A native of Fermoy, Co Cork, now based in Kill, Co Kildare, Ted Walsh was Irish amateur champion jockey 11 times and rode four Cheltenham winners, including Hilly Way in the 1979 Queen Mother Champion Chase. However, for those unfamiliar with the horse racing world it was his "talking" which first brought him to their attention.

"I know that horse well, I rode his mother" is perhaps the highlight of his commentating career with RTE so far but he's come out with enough gems to merit a Ted Walsh Book Of Quotes at this stage.

"A great looking horse he is - a bit like the good-looking male, shows off well but when you put the gun to his head there's not a whole lot there" was another of his many memorable on-air assessments of the character of a horse.

Ironically enough, the horse in question was Papillon which was about to run in the 1998 Irish Grand National. Luckily for Ted and Ruby, there was plenty there when the good-looker approached the winning post at Aintree last month.

Three years ago he left Gay Byrne a little green around the gills when he appeared on the Late Late Show and spoke about the castration of Commanche Run, which had given him his first major success as a trainer when he won the 1997 Triumph Hurdle, a victory, he said, which "changed our lives".

"For those in the audience who have a pair of how's-your-fathers if you got a rub of a yard brush across them you'd be inclined to twinch a little bit, so we felt it would be better to take them away," he said. The audience shifted uncomfortably and laughed nervously.

Walsh sat a bit uncomfortably himself at Aintree as he watched the Grand National from the box of J. P. McManus. "I am not a nervous person," he said, "but, by Jesus, I could hardly look at it. I was on a double edge. I hoped the horse would run well but you must remember blood is thicker than water. I was very nervous for Ruby. He is only 20 and I was hoping things would go right for him."

It wouldn't have been the first time he worried for Ruby after the young jockey broke a collarbone and fractured a leg in the space of 10 days last September. Ted's wife Helen, daughter Katie and other son, Ted jnr, also looked on anxiously but at the end of the race he was able to say "the gods have been smiling on the Walsh family today".

Ted jnr was the first to greet Ruby after he crossed the winning line.
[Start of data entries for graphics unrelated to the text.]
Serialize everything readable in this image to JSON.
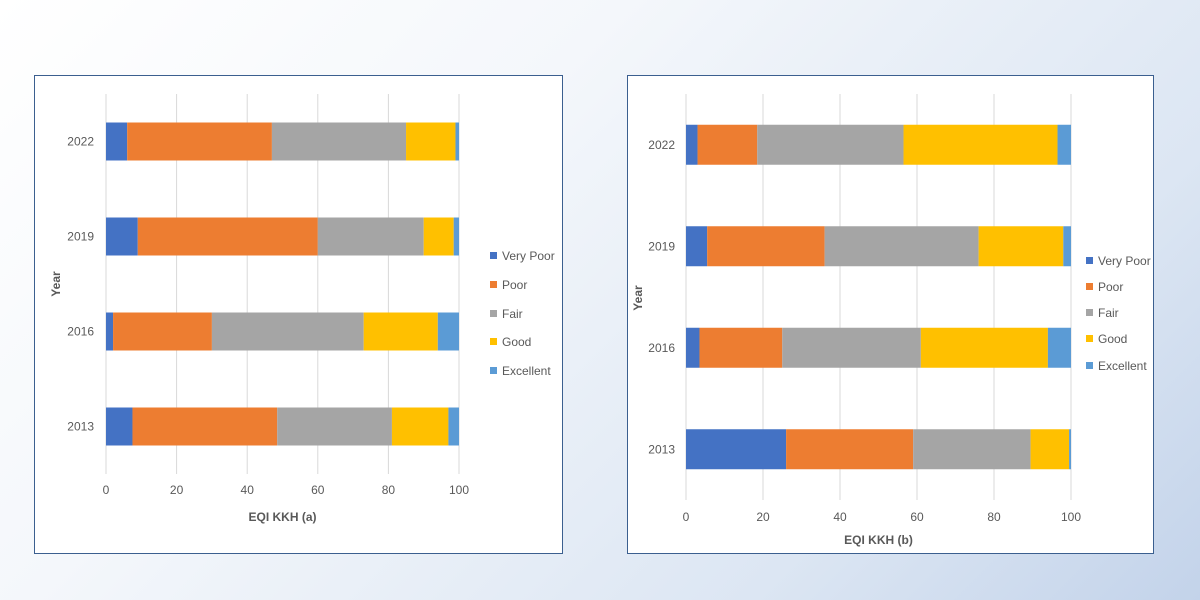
{
  "chart_data": [
    {
      "type": "bar",
      "orientation": "horizontal",
      "stacked": true,
      "categories": [
        "2013",
        "2016",
        "2019",
        "2022"
      ],
      "xlabel": "EQI KKH (a)",
      "ylabel": "Year",
      "xlim": [
        0,
        100
      ],
      "xticks": [
        0,
        20,
        40,
        60,
        80,
        100
      ],
      "grid": true,
      "legend": "right",
      "series": [
        {
          "name": "Very Poor",
          "color": "#4472C4",
          "values": [
            7.5,
            2,
            9,
            6
          ]
        },
        {
          "name": "Poor",
          "color": "#ED7D31",
          "values": [
            41,
            28,
            51,
            41
          ]
        },
        {
          "name": "Fair",
          "color": "#A5A5A5",
          "values": [
            32.5,
            43,
            30,
            38
          ]
        },
        {
          "name": "Good",
          "color": "#FFC000",
          "values": [
            16,
            21,
            8.5,
            14
          ]
        },
        {
          "name": "Excellent",
          "color": "#5B9BD5",
          "values": [
            3,
            6,
            1.5,
            1
          ]
        }
      ]
    },
    {
      "type": "bar",
      "orientation": "horizontal",
      "stacked": true,
      "categories": [
        "2013",
        "2016",
        "2019",
        "2022"
      ],
      "xlabel": "EQI KKH (b)",
      "ylabel": "Year",
      "xlim": [
        0,
        100
      ],
      "xticks": [
        0,
        20,
        40,
        60,
        80,
        100
      ],
      "grid": true,
      "legend": "right",
      "series": [
        {
          "name": "Very Poor",
          "color": "#4472C4",
          "values": [
            26,
            3.5,
            5.5,
            3
          ]
        },
        {
          "name": "Poor",
          "color": "#ED7D31",
          "values": [
            33,
            21.5,
            30.5,
            15.5
          ]
        },
        {
          "name": "Fair",
          "color": "#A5A5A5",
          "values": [
            30.5,
            36,
            40,
            38
          ]
        },
        {
          "name": "Good",
          "color": "#FFC000",
          "values": [
            10,
            33,
            22,
            40
          ]
        },
        {
          "name": "Excellent",
          "color": "#5B9BD5",
          "values": [
            0.5,
            6,
            2,
            3.5
          ]
        }
      ]
    }
  ]
}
He had had ambitions to be a jockey too but nature got in the way - he grew beyond jockey proportions. These days he plays as a prop forward for Naas rugby football club.

When he was just 13 a visitor to the house took a look at him and said: "Well, you're not going to be a jockey anyway." "At least he is not going to be a squirt, like you and me," said his father.

A "squirt" maybe, but after the last month a giant in the horse racing world.